Antibiotic resistance peptides:: Interaction of peptides conferring macrolide and ketolide resistance with Staphylococcus aureus ribosomes.: Conformation of bound peptides as determined by transferred NOE experiments

Two antibiotic resistance peptides, the E-peptide (MRLFV) and the K-peptide (MRFFV) conferring macrolide and ketolide resistance, respectively, were studied in the complex state with bacterial Staphylococcus aureus ribosomes. Interactions of antibiotic resistance peptides with ribosomes were investigated using two-dimensional transferred nuclear Overhauser effect spectroscopy (TRNOESY), suggesting that the peptide-ribosome interaction was associated with the low-affinity binding level. K-Peptide displayed a significantly better response in TRNOEs NMR experiments, in agreement with a better overall antibiotic activity of ketolides.
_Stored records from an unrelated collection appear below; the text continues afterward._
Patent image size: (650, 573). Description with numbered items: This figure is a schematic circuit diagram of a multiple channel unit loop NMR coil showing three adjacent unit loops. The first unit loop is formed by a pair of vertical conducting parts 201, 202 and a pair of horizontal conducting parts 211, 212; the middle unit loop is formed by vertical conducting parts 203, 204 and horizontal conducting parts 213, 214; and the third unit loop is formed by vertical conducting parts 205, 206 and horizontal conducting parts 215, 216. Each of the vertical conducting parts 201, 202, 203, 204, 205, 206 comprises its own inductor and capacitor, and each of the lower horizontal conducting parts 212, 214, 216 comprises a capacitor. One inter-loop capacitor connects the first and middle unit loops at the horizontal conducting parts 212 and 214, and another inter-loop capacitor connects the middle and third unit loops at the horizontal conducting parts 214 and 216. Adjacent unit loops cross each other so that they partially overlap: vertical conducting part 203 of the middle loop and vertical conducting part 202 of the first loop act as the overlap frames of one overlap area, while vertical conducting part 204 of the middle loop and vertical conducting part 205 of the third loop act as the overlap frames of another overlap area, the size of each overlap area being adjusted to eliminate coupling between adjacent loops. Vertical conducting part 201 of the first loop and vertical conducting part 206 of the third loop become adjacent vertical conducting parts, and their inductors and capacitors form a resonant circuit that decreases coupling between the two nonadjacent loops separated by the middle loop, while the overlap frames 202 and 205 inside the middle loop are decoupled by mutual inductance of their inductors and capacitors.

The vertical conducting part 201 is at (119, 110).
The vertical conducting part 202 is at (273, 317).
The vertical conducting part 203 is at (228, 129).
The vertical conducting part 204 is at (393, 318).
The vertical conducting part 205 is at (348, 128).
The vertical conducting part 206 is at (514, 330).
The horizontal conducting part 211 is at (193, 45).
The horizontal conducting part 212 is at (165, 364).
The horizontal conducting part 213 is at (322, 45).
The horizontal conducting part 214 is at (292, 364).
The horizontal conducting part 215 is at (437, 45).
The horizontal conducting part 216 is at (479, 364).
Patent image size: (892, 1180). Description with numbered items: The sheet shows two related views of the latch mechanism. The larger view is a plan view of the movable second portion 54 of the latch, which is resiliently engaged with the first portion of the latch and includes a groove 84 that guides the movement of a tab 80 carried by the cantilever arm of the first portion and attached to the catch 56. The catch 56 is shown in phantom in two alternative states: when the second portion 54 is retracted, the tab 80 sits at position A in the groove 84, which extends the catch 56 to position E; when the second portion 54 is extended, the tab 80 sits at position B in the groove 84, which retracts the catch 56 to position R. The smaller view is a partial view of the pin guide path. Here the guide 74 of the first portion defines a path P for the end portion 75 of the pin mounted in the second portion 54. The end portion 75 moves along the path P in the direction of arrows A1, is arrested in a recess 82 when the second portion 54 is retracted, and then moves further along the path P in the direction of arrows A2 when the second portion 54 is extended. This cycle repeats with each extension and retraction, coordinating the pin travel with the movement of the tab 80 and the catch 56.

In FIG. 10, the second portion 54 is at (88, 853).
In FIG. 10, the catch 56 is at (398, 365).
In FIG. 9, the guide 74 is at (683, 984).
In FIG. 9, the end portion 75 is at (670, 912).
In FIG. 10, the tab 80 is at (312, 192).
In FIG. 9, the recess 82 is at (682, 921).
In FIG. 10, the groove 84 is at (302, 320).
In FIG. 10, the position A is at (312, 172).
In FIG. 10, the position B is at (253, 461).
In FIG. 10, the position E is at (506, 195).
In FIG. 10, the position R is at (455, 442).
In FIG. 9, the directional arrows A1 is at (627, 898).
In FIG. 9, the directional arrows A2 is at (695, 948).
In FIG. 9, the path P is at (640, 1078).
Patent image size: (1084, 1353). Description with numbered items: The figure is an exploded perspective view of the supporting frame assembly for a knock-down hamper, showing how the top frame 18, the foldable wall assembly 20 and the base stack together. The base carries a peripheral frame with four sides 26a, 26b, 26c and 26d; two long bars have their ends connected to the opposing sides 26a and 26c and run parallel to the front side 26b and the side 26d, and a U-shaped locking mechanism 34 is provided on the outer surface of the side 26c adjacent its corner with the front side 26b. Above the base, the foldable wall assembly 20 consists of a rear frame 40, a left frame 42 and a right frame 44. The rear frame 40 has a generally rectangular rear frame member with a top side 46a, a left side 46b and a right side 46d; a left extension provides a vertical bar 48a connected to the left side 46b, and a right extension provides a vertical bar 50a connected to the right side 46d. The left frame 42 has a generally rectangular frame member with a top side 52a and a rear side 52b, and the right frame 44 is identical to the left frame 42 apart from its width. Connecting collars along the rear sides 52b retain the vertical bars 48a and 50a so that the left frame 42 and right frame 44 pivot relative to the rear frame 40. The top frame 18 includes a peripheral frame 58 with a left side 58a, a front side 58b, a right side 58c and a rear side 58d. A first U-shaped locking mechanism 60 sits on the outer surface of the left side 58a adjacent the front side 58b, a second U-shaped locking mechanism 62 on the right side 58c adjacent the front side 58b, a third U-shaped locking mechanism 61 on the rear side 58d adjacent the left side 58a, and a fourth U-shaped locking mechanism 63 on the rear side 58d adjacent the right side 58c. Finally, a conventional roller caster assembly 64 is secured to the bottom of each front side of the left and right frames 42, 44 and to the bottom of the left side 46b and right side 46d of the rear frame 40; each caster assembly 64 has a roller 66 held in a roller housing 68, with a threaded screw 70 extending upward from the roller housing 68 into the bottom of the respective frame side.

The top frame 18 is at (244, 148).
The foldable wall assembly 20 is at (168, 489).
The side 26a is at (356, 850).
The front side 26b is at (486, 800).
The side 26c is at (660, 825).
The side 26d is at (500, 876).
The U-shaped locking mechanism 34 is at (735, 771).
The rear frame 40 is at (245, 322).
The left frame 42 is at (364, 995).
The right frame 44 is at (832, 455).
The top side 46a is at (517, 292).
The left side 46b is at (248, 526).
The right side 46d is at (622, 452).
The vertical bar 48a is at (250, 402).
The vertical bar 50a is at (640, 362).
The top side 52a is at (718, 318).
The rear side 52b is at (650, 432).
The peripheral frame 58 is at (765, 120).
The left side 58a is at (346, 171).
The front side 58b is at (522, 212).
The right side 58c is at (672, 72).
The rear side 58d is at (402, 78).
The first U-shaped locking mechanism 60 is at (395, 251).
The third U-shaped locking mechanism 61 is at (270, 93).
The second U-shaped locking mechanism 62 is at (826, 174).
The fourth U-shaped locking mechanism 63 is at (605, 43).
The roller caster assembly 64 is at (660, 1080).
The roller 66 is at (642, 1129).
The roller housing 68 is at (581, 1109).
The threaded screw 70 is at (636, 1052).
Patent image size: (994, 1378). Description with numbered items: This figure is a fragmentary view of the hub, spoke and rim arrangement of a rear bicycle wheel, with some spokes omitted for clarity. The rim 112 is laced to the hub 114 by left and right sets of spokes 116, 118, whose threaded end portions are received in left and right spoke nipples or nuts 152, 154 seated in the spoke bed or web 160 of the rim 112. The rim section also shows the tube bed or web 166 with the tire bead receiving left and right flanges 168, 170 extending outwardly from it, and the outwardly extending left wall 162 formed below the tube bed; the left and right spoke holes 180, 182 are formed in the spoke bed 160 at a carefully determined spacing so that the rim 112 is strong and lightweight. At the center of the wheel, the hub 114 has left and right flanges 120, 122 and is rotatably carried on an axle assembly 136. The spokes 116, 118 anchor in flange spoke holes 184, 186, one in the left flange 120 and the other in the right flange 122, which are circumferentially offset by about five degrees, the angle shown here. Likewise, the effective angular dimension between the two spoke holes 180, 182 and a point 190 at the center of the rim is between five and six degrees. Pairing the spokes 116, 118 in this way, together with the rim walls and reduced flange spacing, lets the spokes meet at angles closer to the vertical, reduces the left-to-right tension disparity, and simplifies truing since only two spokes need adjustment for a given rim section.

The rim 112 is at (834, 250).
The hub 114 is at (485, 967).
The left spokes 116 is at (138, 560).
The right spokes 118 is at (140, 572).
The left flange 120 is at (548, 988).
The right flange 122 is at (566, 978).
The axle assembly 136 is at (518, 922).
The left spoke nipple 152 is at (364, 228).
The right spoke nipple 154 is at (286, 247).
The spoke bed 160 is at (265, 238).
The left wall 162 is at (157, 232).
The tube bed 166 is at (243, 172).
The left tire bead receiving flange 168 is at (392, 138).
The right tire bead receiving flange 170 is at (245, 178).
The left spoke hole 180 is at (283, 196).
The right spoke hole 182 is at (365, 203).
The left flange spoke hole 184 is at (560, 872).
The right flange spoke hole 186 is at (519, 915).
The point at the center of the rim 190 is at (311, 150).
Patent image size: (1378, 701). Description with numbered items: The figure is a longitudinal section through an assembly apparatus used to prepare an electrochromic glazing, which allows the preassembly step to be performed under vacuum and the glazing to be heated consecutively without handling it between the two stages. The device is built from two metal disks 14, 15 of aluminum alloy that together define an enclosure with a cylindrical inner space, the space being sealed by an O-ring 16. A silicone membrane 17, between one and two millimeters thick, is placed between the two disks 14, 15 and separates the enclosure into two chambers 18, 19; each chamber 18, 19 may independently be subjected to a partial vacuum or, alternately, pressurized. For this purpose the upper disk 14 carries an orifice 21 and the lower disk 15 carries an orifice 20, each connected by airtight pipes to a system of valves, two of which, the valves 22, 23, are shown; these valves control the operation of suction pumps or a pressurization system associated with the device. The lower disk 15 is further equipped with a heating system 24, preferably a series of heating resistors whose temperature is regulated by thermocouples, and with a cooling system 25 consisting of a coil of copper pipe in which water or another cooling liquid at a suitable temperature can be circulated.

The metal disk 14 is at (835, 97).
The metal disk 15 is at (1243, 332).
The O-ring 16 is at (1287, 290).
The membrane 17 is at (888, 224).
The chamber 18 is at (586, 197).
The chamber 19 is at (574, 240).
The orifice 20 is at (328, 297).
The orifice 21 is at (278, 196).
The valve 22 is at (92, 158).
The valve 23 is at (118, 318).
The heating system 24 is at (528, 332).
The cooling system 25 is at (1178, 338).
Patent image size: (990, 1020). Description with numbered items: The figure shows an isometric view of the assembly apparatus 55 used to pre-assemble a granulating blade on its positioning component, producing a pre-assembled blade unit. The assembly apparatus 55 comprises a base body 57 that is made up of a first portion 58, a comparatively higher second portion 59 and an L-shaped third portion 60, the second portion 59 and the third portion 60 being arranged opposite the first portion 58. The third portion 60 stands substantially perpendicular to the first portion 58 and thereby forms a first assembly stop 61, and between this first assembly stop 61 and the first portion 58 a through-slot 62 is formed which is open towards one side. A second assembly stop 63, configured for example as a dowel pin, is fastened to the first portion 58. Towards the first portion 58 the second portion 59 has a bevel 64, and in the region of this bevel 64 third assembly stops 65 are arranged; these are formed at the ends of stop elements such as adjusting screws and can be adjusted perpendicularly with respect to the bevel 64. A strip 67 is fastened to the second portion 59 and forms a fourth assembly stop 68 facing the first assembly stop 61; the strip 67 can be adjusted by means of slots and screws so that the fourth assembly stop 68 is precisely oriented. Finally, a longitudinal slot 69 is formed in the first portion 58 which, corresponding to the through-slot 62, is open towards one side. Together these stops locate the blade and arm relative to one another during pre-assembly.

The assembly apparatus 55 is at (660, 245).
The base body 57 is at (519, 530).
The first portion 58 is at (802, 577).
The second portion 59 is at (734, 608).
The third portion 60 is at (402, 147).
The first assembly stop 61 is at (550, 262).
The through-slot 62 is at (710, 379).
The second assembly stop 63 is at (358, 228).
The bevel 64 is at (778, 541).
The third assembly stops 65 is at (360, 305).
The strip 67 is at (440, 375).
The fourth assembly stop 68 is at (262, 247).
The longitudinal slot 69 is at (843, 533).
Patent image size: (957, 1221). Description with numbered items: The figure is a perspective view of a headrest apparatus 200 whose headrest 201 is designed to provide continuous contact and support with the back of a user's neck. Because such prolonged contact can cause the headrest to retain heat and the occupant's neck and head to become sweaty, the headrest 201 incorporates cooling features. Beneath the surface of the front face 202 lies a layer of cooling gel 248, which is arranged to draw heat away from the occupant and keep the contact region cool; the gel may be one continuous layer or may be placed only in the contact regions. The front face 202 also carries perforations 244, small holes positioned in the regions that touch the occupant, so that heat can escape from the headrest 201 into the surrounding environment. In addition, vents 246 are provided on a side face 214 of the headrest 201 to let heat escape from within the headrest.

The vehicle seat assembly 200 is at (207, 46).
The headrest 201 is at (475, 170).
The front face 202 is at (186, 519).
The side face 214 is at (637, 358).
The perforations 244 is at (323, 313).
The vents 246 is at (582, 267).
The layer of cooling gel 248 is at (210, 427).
This difference highlights a mimetic effect displayed by the E- and K-peptides. This study shows that conformation plays an essential role for the affinity binding site and, thus, for the resistance mechanism. Specific conformations were preferred in the bound state; their superimposition exhibited a similar cyclic peptidyl chain, while the side chain region varies. The F4 plienyl moiety in E-peptide has moved out of the turn region compared to its folding in the ketolide resistance peptide. In the K-peptide binding surface, the F4 aromatic chain is maintained by stacking with the guanidyl group of the R2 residue providing a particular hydrophobic and globular fragment, which may be important for the ketolide resistance peptide mode of action. Additionally, T-2 (CPMG) measurements were used to characterize equilibrium binding of antibiotic resistance peptides to bacterial ribosomes. The results bring to the fore E- and K-peptide competition with antibiotics for binding to the ribosomes. Their specific interaction and their competitive effects reveal a novel aspect of interaction of resistance peptides with ribosomes and suggest new insights about their mode of action. The resistance mechanism may imply two steps, a competitive effect of the resistance peptide for the macrolide (or ketolide) binding site followed by a "bottle brush" effect in which the drug and the peptide are driven out their binding site on the ribosome.